Services will provide Prometheus metrics (either internally or to an external instance of your choice) so you can see which scrapers are being caught / where they are being sent.

Roadmap

  • Implement proxy magic
    • Pass all queries through Anubis
    • Redirect Anubis failures to Iocaine
    • Redirect honeypot links to Iocaine
    • Track requests over time for Iocaine redirect purposes (based on Anubis cookie)
      • Ratelimit queries to multiple unique endpoints in short period of time
      • Permanently redirect all client queries to Iocaine if they trigger honeypots/ratelimit too many times
  • Configuration Simplification
    • Get automated configuration working in OpenResty for endpoint URLs (use existing config injection!!)
    • Generate honeypot list from central config file
    • Generate OpenResty config from environment variables or central config file
    • Generate Iocaine config (i.e. corpus file locations) from central config file
    • Provide default "library" options for markov chain corpus (list of files to curl on container start? something like that)
      • Provide corpus downloader tooling
      • Support downloading common free sources
        • Arbitrary URL
        • Project Gutenberg
        • Wikipedia
    • Automate config injection pathing for various environments
      • Determine what environment is in use based on environment variable or some other identifier
  • Documentation
    • All Rust code should have docstrings, confusing parts should be commented
    • Config file(s) should have comments
    • Dockerfile should have comments
    • Administrator guide / usage documentation
  • Metrics
    • Connect Anubis to Prometheus
    • Connect Iocaine to Prometheus
    • Connect OpenResty to Prometheus
    • Expose metrics externally via Prometheus
    • Create Grafana dashboard for easily viewing metrics
  • Honeypot Link Generation
    • Create communication layer for reading honeypot endpoint rules from target service
    • Write libraries for controlling honeypot endpoint generation
      • JS/TS
      • PHP
      • WordPress
      • Investigate other common services and add accordingly
  • Deployment Improvement
    • Alternative Deployment Methods
      • Unified Docker Image
      • Nix derivation
      • Helm Chart
    • Try to manage deployment methods using Nix if possible

License

This project is licensed under the GNU General Public License, version 3.

This program is free software: you can redistribute it and/or modify it under the terms of the GNU General Public License as published by the Free Software Foundation, either version 3 of the License, or (at your option) any later version.
This program is distributed in the hope that it will be useful, but WITHOUT ANY WARRANTY; without even the implied warranty of MERCHANTABILITY or FITNESS FOR A PARTICULAR PURPOSE. See the GNU General Public License for more details.
You should have received a copy of the GNU General Public License along with this program.
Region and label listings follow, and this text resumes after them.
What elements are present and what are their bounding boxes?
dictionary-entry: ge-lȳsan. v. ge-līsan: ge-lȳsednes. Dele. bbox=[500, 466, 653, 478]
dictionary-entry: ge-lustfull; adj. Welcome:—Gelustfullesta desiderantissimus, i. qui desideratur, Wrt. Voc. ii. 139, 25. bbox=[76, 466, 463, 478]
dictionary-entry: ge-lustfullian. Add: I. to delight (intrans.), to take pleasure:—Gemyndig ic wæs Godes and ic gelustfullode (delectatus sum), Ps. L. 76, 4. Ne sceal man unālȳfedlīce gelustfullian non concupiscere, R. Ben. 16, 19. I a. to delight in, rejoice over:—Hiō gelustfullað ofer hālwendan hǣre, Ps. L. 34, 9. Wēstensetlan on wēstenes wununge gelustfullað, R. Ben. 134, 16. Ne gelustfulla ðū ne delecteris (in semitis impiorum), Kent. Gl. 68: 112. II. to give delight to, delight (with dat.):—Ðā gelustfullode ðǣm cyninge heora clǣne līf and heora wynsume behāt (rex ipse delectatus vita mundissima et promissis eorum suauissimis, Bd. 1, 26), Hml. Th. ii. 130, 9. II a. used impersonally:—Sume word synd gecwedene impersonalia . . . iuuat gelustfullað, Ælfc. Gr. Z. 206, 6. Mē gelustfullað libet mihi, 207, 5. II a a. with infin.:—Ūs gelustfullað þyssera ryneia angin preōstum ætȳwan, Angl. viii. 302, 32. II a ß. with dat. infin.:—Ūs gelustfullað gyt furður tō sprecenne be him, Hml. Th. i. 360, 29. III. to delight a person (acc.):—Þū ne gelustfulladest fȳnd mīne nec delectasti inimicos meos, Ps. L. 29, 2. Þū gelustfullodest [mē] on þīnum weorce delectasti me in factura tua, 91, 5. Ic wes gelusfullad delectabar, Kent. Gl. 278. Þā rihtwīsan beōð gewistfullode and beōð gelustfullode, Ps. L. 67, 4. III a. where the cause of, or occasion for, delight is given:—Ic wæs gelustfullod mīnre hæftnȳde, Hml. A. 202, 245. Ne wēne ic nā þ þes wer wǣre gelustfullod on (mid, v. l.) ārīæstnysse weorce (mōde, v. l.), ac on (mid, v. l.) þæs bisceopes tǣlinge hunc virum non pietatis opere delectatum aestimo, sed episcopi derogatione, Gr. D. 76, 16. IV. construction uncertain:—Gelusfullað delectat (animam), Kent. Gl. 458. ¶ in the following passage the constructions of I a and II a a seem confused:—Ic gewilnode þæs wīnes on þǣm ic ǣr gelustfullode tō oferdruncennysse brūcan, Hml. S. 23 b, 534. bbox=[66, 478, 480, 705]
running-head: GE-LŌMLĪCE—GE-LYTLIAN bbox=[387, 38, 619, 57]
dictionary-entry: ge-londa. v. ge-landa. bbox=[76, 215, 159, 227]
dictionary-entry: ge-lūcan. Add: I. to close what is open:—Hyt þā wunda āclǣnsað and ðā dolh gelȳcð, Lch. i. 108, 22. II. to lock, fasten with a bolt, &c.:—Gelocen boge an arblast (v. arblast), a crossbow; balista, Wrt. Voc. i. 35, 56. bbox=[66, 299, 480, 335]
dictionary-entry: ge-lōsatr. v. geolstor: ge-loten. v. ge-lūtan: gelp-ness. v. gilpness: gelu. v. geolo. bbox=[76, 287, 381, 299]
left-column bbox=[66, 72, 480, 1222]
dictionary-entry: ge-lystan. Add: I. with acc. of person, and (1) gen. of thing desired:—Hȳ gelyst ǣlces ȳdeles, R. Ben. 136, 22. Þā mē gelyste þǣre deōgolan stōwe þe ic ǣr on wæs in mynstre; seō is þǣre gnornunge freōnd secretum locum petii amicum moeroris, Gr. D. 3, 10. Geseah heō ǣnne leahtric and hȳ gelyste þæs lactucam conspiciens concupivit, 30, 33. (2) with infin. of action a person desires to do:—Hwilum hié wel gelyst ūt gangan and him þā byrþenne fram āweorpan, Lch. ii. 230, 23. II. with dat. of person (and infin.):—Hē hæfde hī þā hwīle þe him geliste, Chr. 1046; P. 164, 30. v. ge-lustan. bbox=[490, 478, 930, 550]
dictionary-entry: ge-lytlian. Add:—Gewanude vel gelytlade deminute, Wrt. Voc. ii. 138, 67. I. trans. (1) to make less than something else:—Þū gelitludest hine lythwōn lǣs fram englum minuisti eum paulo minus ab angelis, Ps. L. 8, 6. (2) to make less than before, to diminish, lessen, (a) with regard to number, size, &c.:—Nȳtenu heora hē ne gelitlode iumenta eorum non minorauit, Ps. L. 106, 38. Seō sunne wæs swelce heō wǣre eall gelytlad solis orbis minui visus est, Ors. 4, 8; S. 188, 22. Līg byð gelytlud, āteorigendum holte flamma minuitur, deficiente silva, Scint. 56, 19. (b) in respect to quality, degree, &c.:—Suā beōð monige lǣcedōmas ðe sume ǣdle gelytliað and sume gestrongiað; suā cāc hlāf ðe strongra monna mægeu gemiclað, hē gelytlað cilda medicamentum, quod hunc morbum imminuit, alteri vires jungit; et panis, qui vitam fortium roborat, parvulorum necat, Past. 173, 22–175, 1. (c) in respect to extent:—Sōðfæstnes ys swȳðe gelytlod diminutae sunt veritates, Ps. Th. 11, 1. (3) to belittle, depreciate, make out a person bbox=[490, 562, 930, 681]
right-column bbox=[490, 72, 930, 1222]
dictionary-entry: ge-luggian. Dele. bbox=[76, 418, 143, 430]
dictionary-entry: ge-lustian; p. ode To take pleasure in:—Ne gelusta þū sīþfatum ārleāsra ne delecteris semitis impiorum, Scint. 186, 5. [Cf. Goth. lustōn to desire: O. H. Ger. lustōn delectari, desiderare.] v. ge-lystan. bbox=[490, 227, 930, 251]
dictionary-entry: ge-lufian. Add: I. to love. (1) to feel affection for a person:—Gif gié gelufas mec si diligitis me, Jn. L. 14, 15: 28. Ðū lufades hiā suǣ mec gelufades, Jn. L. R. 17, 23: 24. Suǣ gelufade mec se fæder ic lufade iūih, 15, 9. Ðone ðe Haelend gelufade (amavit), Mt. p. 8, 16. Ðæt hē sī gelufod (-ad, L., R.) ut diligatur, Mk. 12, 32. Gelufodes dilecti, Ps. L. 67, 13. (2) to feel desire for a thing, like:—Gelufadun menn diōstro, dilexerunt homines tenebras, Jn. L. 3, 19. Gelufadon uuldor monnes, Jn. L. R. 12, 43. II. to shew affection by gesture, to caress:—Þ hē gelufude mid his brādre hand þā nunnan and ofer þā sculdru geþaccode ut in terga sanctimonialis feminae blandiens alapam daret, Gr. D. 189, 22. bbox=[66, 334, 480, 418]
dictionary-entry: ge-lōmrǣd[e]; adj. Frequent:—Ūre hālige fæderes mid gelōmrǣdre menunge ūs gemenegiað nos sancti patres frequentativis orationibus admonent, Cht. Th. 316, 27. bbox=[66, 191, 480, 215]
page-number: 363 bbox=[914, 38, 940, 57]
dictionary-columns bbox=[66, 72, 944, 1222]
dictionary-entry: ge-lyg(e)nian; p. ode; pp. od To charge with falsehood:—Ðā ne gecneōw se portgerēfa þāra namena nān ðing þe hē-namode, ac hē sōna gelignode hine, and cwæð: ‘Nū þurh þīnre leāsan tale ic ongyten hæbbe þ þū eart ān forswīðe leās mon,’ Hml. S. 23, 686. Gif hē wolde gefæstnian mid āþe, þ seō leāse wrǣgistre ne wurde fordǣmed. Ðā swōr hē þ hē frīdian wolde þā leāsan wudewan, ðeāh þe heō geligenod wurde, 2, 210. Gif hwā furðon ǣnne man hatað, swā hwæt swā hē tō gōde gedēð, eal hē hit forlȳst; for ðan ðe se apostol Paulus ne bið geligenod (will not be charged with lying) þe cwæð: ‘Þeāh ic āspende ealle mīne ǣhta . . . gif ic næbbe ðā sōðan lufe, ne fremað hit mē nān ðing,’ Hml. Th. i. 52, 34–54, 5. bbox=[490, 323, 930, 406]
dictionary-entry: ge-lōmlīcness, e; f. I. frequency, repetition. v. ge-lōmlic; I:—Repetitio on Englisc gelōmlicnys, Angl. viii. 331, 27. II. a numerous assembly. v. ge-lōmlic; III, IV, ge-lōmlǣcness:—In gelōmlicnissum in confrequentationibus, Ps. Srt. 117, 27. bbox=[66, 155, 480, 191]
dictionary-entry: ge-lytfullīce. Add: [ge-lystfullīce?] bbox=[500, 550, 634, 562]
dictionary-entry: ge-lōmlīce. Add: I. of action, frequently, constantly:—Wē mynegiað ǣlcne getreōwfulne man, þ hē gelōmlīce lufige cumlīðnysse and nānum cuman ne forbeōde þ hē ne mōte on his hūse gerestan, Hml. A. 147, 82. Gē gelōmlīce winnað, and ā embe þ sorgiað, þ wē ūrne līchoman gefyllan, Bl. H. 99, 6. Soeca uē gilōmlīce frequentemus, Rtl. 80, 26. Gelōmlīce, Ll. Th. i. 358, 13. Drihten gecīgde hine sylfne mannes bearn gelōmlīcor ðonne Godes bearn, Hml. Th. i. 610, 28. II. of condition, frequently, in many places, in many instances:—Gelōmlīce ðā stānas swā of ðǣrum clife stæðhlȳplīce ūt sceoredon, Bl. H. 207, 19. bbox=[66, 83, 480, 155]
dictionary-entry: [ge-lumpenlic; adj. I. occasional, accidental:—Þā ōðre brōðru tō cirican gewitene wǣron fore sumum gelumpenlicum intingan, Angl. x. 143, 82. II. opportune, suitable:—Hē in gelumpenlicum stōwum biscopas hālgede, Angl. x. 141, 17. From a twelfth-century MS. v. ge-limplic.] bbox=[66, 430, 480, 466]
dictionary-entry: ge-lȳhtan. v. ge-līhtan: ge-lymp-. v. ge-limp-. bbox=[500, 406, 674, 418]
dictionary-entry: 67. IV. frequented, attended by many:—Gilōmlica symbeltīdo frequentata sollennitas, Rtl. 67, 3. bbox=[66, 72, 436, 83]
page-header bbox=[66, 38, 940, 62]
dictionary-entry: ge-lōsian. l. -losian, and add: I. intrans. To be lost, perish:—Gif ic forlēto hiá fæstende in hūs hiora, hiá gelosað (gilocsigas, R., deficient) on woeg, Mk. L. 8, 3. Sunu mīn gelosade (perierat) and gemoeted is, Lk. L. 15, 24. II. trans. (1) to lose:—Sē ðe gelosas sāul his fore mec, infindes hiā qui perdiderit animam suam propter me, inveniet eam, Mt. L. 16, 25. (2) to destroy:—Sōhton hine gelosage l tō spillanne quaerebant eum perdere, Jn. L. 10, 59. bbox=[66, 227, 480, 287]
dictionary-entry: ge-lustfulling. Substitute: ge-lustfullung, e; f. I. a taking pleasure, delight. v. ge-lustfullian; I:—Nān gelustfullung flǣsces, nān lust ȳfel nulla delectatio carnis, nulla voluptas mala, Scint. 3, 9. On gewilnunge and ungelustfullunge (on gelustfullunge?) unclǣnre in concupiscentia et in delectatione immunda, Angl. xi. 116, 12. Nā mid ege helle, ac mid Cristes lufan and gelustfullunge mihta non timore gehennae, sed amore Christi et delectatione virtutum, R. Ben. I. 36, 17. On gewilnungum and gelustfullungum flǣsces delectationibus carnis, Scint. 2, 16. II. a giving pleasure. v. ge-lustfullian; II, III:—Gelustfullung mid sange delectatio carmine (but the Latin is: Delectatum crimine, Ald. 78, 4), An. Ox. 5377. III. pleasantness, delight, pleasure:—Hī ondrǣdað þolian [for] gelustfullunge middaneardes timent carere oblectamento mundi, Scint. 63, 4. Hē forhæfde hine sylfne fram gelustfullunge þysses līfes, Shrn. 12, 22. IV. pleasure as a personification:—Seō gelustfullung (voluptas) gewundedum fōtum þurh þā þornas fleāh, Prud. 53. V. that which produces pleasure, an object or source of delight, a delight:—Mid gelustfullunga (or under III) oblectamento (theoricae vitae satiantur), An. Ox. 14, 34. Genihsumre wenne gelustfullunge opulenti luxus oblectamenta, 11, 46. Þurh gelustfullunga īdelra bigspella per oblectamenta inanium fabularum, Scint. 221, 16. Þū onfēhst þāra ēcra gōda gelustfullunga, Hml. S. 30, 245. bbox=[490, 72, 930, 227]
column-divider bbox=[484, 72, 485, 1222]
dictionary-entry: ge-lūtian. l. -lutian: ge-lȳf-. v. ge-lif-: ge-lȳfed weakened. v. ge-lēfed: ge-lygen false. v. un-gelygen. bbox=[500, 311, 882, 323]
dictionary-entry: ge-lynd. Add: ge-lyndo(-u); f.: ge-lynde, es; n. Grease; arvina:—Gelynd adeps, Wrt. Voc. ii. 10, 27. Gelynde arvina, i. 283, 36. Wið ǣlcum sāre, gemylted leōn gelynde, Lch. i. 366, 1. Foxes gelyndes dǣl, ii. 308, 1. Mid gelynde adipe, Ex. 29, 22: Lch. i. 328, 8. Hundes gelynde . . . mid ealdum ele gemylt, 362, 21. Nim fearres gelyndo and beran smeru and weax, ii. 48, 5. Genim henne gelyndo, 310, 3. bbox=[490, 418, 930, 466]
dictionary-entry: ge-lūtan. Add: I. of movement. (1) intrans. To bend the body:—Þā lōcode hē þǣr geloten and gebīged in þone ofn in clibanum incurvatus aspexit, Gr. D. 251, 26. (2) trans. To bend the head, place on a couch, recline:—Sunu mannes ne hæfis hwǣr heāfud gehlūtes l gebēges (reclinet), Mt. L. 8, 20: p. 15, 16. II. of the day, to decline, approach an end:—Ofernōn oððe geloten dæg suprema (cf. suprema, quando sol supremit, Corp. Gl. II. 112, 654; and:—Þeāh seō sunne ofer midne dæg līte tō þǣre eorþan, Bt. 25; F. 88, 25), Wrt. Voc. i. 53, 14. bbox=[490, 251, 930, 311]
If not, see https://www.gnu.org/licenses/.

This project also features functionality to download books from Project Gutenberg for training the labyrinth generator. The text of these books is licensed under the Project Gutenberg License.

This eBook is for the use of anyone anywhere in the United States and most other parts of the world at no cost and with almost no restrictions whatsoever. You may copy it, give it away or re-use it under the terms of the Project Gutenberg License included with this eBook or online at www.gutenberg.org. If you are not located in the United States, you will have to check the laws of the country where you are located before using this eBook.